Die ersten 29 dieser Tafeln wurden bereits der Öffentlichkeit übergeben. Sie verbinden die Innenstadt durch zwei Rundwege und zeigen meist eine alte Ansicht, die der Betrachter mit der gegenwärtigen Situation, die er am Standort vorfindet, vergleichen kann.

Die Gestaltung der Tafeln

Nach Vorbildern in der nahe gelegenen Kleinstadt Schwarzenbach an der Saale, wo ein Rundweg über den berühmtesten Bewohner der Stadt, den Dichter Jean Paul, und ein Geschichtsweg entlang der Saale angelegt wurden, wurden Material und Größe der Tafeln gewählt. Bei einer Führung lernte der Arbeitskreis die Vor- und Nachteile des dort gewählten Systems kennen. Die Hofer Tafeln haben ein Format von 57 cm Breite und 40 cm Tiefe bei 8 mm Stärke. Sie werden an Wänden oder (ähnlich einem Rednerpult) abgewinkelt auf einem rund einen Meter aus dem Boden aufragenden Edelstahlgestänge angebracht, so dass sie von einem davor stehenden Betrachter gut gelesen werden können.

Die bedruckten Tafeln bestehen aus einem haltbaren, wetterfesten und abwaschbaren Kunststoff. Dieser ist verhältnismäßig robust gegen Vandalismus: Besprühungen mit Lack lassen sich entfernen, ohne die Drucke zu zerstören, und Löcher fasern nicht aus und quellen nicht auf. Regen, Eis und Schnee überstehen die Tafeln Jahre lang ohne Schaden. Auf aufwendigere Konstruktionen (z.B. aus Stein, Aluminium oder Edelstahl) wurde bewusst verzichtet, denn diese sind nicht sicherer vor Vandalismus als Kunststofftafeln und wesentlich teurer. Der einfachen und preiswerten Lösung wurde der Vorzug gegeben, damit es möglich ist, zerstörte Tafeln mit einem geringen finanziellen Aufwand auszutauschen.

Das Layout wurde einvernehmlich vom Tourismusbüro der Stadt, dem Stadtmarketing-Verein  und dem Arbeitskreis entwickelt. Es ist so zurückhaltend, dass die Tafeln zu den an vielen Gebäuden Hofs vorhandenen schwarz-gelben Schildern passen und nicht mit den Objekten optisch konkurrieren. Auf der anderen Seite ist die Gestaltung auffällig genug, um von einem Betrachter aus größerer Entfernung wahrgenommen zu werden. Farben wurden ausgewählt, die weitgehend vergilbungsfrei sind, da trotz der vom Hersteller versprochenen UV-Festigkeit im Laufe der Jahre eine Vergilbung eintritt.  Hintergrundfarbe der Tafeln ist ein helles Grau.

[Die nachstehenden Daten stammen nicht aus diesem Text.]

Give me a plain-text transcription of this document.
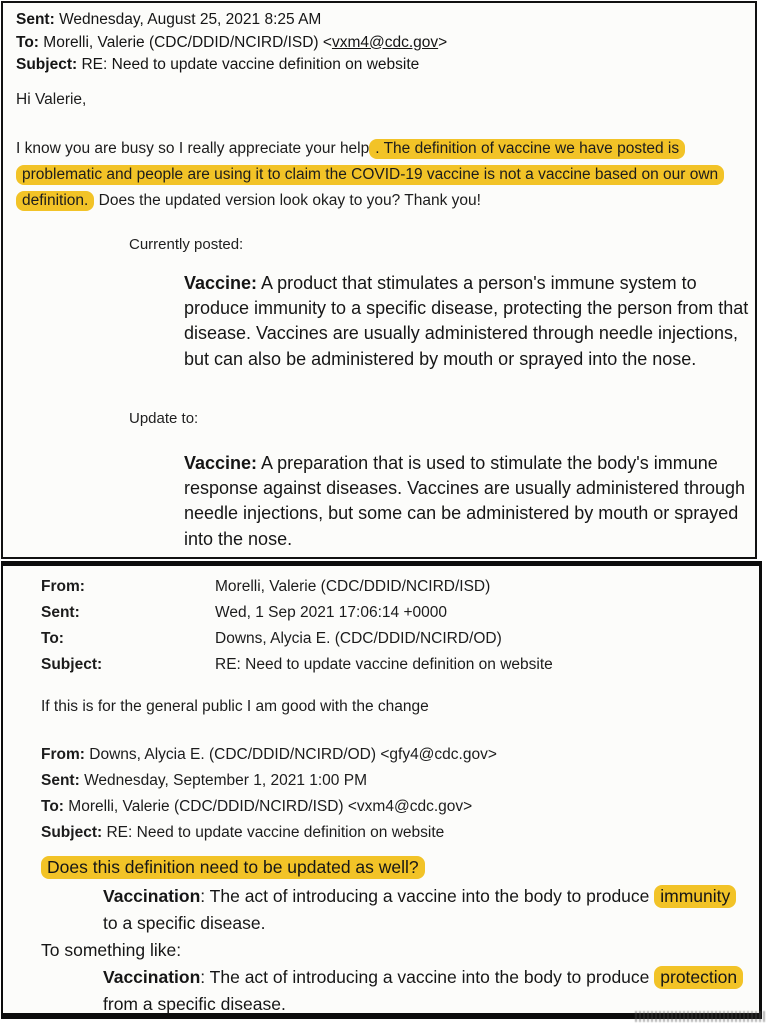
Sent: Wednesday, August 25, 2021 8:25 AM
To: Morelli, Valerie (CDC/DDID/NCIRD/ISD) <vxm4@cdc.gov>
Subject: RE: Need to update vaccine definition on website
Hi Valerie,
I know you are busy so I really appreciate your help . The definition of vaccine we have posted is problematic and people are using it to claim the COVID-19 vaccine is not a vaccine based on our own definition. Does the updated version look okay to you? Thank you!
Currently posted:
Vaccine: A product that stimulates a person's immune system to produce immunity to a specific disease, protecting the person from that disease. Vaccines are usually administered through needle injections, but can also be administered by mouth or sprayed into the nose.
Update to:
Vaccine: A preparation that is used to stimulate the body's immune response against diseases. Vaccines are usually administered through needle injections, but some can be administered by mouth or sprayed into the nose.
From:	Morelli, Valerie (CDC/DDID/NCIRD/ISD)
Sent:	Wed, 1 Sep 2021 17:06:14 +0000
To:	Downs, Alycia E. (CDC/DDID/NCIRD/OD)
Subject:	RE: Need to update vaccine definition on website
If this is for the general public I am good with the change
From: Downs, Alycia E. (CDC/DDID/NCIRD/OD) <gfy4@cdc.gov>
Sent: Wednesday, September 1, 2021 1:00 PM
To: Morelli, Valerie (CDC/DDID/NCIRD/ISD) <vxm4@cdc.gov>
Subject: RE: Need to update vaccine definition on website
Does this definition need to be updated as well?
Vaccination: The act of introducing a vaccine into the body to produce immunity to a specific disease.
To something like:
Vaccination: The act of introducing a vaccine into the body to produce protection from a specific disease.
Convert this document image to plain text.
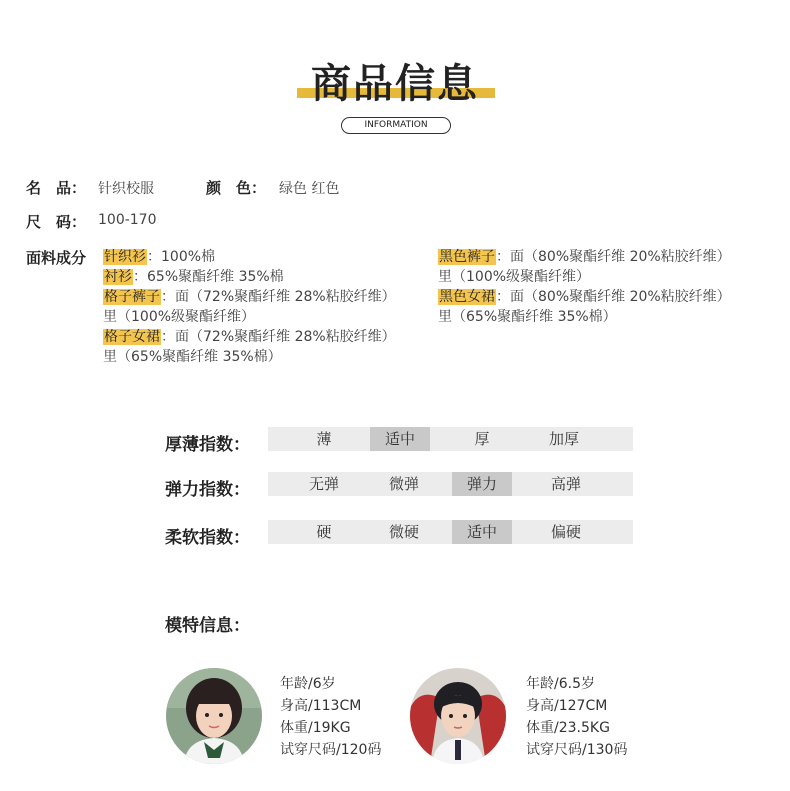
商品信息
INFORMATION
名　品： 针织校服	颜　色： 绿色 红色
尺　码： 100-170
面料成分 针织衫：100%棉
衬衫：65%聚酯纤维 35%棉
格子裤子：面（72%聚酯纤维 28%粘胶纤维）
里（100%级聚酯纤维）
格子女裙：面（72%聚酯纤维 28%粘胶纤维）
里（65%聚酯纤维 35%棉）
黑色裤子：面（80%聚酯纤维 20%粘胶纤维）
里（100%级聚酯纤维）
黑色女裙：面（80%聚酯纤维 20%粘胶纤维）
里（65%聚酯纤维 35%棉）
厚薄指数：	薄	适中	厚	加厚
弹力指数：	无弹	微弹	弹力	高弹
柔软指数：	硬	微硬	适中	偏硬
模特信息：
年龄/6岁
身高/113CM
体重/19KG
试穿尺码/120码
年龄/6.5岁
身高/127CM
体重/23.5KG
试穿尺码/130码
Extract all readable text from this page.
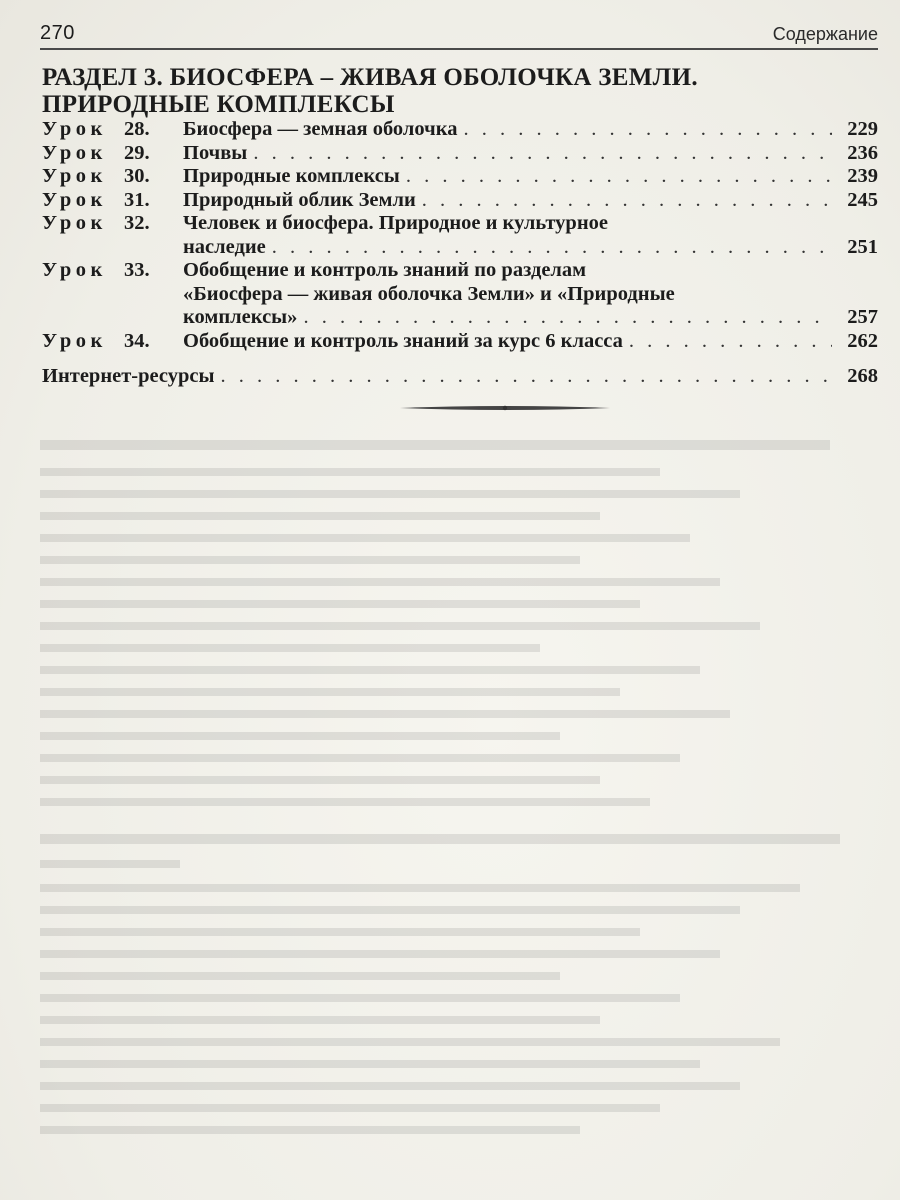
270	Содержание
РАЗДЕЛ 3. БИОСФЕРА – ЖИВАЯ ОБОЛОЧКА ЗЕМЛИ.
ПРИРОДНЫЕ КОМПЛЕКСЫ
Урок 28. Биосфера — земная оболочка . . .	229
Урок 29. Почвы . . .	236
Урок 30. Природные комплексы . . .	239
Урок 31. Природный облик Земли . . .	245
Урок 32. Человек и биосфера. Природное и культурное
наследие . . .	251
Урок 33. Обобщение и контроль знаний по разделам
«Биосфера — живая оболочка Земли» и «Природные
комплексы» . . .	257
Урок 34. Обобщение и контроль знаний за курс 6 класса . . .	262
Интернет-ресурсы . . .	268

Am oberen Rand befinden sich ein Balken in den Hofer Stadtfarben (gelb und schwarz) und das Stadtwappen sowie die Nummer der Tafel. Am unteren Rand präsentiert ein gelber Balken die Signets der Sponsoren.

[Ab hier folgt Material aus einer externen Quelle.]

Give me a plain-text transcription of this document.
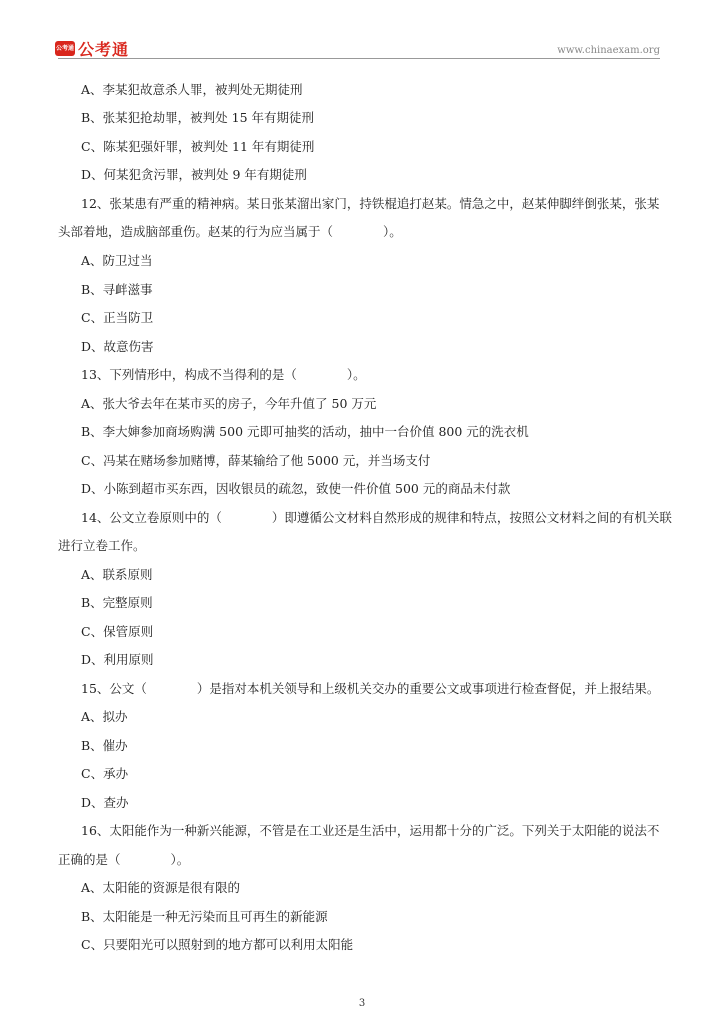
公考通 公考通	www.chinaexam.org
A、李某犯故意杀人罪，被判处无期徒刑
B、张某犯抢劫罪，被判处 15 年有期徒刑
C、陈某犯强奸罪，被判处 11 年有期徒刑
D、何某犯贪污罪，被判处 9 年有期徒刑
12、张某患有严重的精神病。某日张某溜出家门，持铁棍追打赵某。情急之中，赵某伸脚绊倒张某，张某
头部着地，造成脑部重伤。赵某的行为应当属于（　　　　）。
A、防卫过当
B、寻衅滋事
C、正当防卫
D、故意伤害
13、下列情形中，构成不当得利的是（　　　　）。
A、张大爷去年在某市买的房子，今年升值了 50 万元
B、李大婶参加商场购满 500 元即可抽奖的活动，抽中一台价值 800 元的洗衣机
C、冯某在赌场参加赌博，薛某输给了他 5000 元，并当场支付
D、小陈到超市买东西，因收银员的疏忽，致使一件价值 500 元的商品未付款
14、公文立卷原则中的（　　　　）即遵循公文材料自然形成的规律和特点，按照公文材料之间的有机关联
进行立卷工作。
A、联系原则
B、完整原则
C、保管原则
D、利用原则
15、公文（　　　　）是指对本机关领导和上级机关交办的重要公文或事项进行检查督促，并上报结果。
A、拟办
B、催办
C、承办
D、查办
16、太阳能作为一种新兴能源，不管是在工业还是生活中，运用都十分的广泛。下列关于太阳能的说法不
正确的是（　　　　）。
A、太阳能的资源是很有限的
B、太阳能是一种无污染而且可再生的新能源
C、只要阳光可以照射到的地方都可以利用太阳能
3
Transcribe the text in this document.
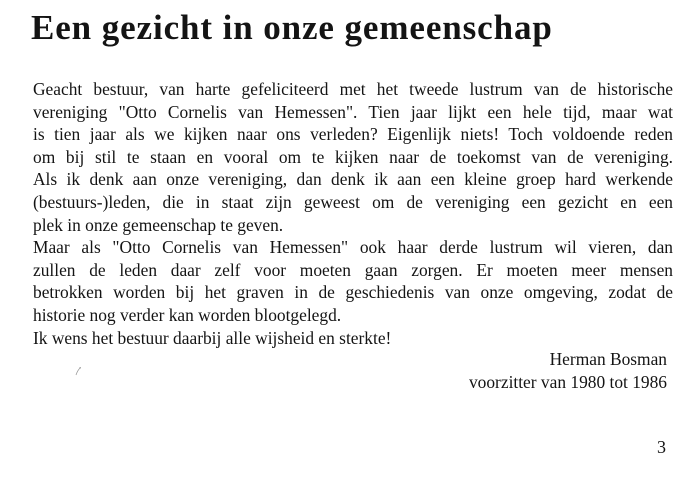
Een gezicht in onze gemeenschap
Geacht bestuur, van harte gefeliciteerd met het tweede lustrum van de historische
vereniging "Otto Cornelis van Hemessen". Tien jaar lijkt een hele tijd, maar wat
is tien jaar als we kijken naar ons verleden? Eigenlijk niets! Toch voldoende reden
om bij stil te staan en vooral om te kijken naar de toekomst van de vereniging.
Als ik denk aan onze vereniging, dan denk ik aan een kleine groep hard werkende
(bestuurs-)leden, die in staat zijn geweest om de vereniging een gezicht en een
plek in onze gemeenschap te geven.
Maar als "Otto Cornelis van Hemessen" ook haar derde lustrum wil vieren, dan
zullen de leden daar zelf voor moeten gaan zorgen. Er moeten meer mensen
betrokken worden bij het graven in de geschiedenis van onze omgeving, zodat de
historie nog verder kan worden blootgelegd.
Ik wens het bestuur daarbij alle wijsheid en sterkte!
Herman Bosman
voorzitter van 1980 tot 1986
3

Auf der linken Seite enthalten die Tafeln gewöhnlich eine bildliche Darstellung (alte Fotos, Kartenausschnitte, Grafiken) und auf der rechten Seite einen Text mit historischen Erläuterungen. Die Fotos wurden überwiegend aus dem Stadtarchiv, Baupläne aus städtischen Bauakten, einzelne Bilder aus Privatbesitz oder von Museen bezogen. Die Texte kann man innerhalb von ein bis zwei Minuten lesen; auf kurze Sätze und verständliche Formulierungen wurde geachtet, um keine Bildungsbarrieren aufzubauen. Die Schrift ist serifenfrei und so groß, dass sie aus einem Meter Abstand auch bei leichter Fehlsichtigkeit gut gelesen werden kann.

Hofer Geschichtswege

1 und 2:

Download PDF-Dokument nördliche und südliche Innenstadt (29 MB)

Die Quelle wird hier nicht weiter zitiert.